More woes for the US auto Industry

MSNBC just reported that Dana Corporation (US auto-part maker) filed for bankruptsy.

Hit by higher costs and a slowdown in trucks sales at its two biggest customers, Ford and General Motors, Dana has been unable to stop bleeding red ink. Now, the financial meltdown of one of the world’s biggest suppliers will likely drive parts prices higher, putting further pressure on Ford and GM.

Like much of the U.S. auto parts industry, Dana has been caught in a downward spiral that shows no signs of easing. Higher energy and raw materials costs have taken a bigger bite out of its revenues. A steep drop in vehicle sales – especially SUVs and light trucks – means fewer parts orders for the company, which makes brakes, axles and other vehicle parts.

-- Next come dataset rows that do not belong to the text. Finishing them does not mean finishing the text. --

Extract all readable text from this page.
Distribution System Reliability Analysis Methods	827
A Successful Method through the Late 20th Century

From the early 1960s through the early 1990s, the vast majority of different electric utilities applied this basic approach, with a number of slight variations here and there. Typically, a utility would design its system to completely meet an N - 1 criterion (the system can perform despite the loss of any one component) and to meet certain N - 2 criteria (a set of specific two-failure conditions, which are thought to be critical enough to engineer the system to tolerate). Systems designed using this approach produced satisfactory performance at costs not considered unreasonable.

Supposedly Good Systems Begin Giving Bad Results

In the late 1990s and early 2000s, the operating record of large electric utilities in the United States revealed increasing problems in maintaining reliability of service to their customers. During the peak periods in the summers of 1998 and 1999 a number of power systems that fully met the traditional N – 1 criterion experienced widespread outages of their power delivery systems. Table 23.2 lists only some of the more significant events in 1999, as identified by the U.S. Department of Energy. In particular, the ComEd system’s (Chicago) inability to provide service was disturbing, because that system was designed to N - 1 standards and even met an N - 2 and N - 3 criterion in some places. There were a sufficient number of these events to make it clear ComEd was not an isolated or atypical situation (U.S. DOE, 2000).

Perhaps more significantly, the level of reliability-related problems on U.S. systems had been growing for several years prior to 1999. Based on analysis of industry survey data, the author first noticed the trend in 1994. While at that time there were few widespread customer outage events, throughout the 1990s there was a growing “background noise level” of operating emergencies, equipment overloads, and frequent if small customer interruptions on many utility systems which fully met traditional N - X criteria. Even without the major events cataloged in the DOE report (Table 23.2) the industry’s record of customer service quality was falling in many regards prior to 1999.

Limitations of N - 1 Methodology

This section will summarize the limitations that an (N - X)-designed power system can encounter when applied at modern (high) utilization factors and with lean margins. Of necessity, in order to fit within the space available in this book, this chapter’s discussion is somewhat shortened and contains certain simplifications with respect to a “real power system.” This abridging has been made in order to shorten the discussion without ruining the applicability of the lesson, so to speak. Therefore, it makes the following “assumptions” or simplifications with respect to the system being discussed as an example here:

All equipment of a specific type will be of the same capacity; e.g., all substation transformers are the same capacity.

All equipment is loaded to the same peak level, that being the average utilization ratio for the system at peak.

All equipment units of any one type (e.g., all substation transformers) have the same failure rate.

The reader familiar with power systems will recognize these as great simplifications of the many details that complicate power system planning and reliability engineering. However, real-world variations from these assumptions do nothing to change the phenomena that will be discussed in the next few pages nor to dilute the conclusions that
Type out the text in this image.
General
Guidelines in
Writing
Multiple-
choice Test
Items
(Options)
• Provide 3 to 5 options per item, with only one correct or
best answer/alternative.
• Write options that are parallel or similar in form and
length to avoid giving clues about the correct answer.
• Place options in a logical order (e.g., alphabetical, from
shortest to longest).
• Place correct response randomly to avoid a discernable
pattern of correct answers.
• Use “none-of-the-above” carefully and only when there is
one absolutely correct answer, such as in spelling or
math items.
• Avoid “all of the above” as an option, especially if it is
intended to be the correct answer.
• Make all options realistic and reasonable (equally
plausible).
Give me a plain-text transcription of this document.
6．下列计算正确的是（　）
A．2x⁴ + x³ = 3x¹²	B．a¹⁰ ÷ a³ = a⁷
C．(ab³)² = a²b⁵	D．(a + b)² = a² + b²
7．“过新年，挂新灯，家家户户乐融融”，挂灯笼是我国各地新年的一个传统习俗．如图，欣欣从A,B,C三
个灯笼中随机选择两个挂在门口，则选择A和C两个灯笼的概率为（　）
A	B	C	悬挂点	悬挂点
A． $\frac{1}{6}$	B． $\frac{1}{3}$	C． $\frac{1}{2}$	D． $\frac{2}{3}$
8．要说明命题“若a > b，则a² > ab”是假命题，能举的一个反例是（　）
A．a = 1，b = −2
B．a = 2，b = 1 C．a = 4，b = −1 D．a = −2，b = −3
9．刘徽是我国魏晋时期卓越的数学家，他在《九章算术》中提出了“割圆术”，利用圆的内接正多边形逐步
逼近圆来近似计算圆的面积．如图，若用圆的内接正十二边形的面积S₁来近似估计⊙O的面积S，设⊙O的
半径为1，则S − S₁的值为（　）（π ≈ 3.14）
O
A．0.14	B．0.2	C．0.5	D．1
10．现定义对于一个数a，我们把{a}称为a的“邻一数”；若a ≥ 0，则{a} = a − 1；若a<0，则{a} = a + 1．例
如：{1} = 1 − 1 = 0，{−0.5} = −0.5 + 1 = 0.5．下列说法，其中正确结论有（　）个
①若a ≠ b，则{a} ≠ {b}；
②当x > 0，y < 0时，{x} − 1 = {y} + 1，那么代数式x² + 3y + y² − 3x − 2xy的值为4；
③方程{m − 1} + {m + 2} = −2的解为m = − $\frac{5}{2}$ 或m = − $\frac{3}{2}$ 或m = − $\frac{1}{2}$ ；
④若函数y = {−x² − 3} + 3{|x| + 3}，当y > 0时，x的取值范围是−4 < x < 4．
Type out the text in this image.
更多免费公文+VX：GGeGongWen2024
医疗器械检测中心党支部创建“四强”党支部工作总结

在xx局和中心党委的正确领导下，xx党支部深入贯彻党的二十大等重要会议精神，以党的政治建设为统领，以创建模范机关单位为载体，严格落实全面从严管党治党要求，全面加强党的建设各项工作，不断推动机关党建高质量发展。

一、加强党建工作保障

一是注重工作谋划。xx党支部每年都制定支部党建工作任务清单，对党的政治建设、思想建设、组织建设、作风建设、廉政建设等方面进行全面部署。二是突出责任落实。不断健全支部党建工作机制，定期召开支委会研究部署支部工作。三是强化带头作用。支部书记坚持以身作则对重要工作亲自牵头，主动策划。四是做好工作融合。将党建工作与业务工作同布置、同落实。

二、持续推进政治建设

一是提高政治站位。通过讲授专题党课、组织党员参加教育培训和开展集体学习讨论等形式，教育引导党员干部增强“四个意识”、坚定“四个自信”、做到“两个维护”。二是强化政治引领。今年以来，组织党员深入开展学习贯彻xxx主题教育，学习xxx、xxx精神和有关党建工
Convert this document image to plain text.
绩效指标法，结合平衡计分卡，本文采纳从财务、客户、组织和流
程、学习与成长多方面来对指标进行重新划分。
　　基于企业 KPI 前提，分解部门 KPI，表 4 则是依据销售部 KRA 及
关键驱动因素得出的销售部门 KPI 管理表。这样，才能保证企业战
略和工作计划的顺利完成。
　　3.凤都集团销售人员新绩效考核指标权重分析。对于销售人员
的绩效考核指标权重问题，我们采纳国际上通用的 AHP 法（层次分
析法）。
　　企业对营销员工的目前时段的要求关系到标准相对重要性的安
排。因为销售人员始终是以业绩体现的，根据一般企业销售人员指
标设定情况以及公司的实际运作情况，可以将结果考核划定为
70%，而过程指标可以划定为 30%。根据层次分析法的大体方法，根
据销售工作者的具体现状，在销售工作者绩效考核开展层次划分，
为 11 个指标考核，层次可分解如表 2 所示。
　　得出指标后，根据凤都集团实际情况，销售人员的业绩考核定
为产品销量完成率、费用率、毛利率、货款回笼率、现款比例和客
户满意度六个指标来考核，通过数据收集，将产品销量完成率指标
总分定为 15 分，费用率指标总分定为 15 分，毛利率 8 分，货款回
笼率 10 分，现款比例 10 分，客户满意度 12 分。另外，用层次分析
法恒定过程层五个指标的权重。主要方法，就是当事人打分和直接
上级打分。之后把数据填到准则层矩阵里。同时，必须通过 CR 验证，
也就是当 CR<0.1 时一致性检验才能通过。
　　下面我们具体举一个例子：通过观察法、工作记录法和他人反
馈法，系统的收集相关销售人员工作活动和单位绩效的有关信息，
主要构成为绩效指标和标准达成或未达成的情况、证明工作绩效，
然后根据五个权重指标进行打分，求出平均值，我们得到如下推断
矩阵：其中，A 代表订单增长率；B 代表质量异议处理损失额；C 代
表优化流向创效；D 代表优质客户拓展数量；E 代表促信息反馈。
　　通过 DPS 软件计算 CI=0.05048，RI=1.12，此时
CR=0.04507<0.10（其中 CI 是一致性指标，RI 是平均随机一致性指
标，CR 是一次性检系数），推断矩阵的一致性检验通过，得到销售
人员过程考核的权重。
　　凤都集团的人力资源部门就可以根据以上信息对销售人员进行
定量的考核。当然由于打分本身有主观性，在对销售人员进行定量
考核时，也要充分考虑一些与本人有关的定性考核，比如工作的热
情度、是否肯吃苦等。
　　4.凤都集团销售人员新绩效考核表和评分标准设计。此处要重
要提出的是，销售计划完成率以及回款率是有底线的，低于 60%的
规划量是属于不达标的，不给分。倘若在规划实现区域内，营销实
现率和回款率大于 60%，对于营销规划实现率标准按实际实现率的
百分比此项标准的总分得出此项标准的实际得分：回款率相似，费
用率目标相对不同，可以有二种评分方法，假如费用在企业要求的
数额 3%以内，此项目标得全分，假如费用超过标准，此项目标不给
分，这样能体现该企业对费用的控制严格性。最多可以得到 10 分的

And auto makers, looking to ease their own financial pain, continue to pound their suppliers for lower prices. Parts customers like GM and Ford are increasingly demanding the so-called “China price,” according to Efraim Levy, an auto industry analyst at Standard & Poor’s.

“Parts companies used to be able to get a premium because they did the best job and their technology was better,” he said Levy. “Now (their customers) just say, ‘We can get this done in China at a substantially lower price. So either match it or we’ll take the business away, and forget the quality issue."

My point for posting up this issue: Just another example illustrating that all is not well in our economy. IMHO, GM will file for bankruptsy by 2008 and the economic shockwaves will be massive.

2 comments:

Out at the peak said...

Walmart mentality is killing America.

Randy said...

Unless the USD loses a significant percentage of its value, this trend (outsourcing & US companies struggling to compete with Asia) will only continue.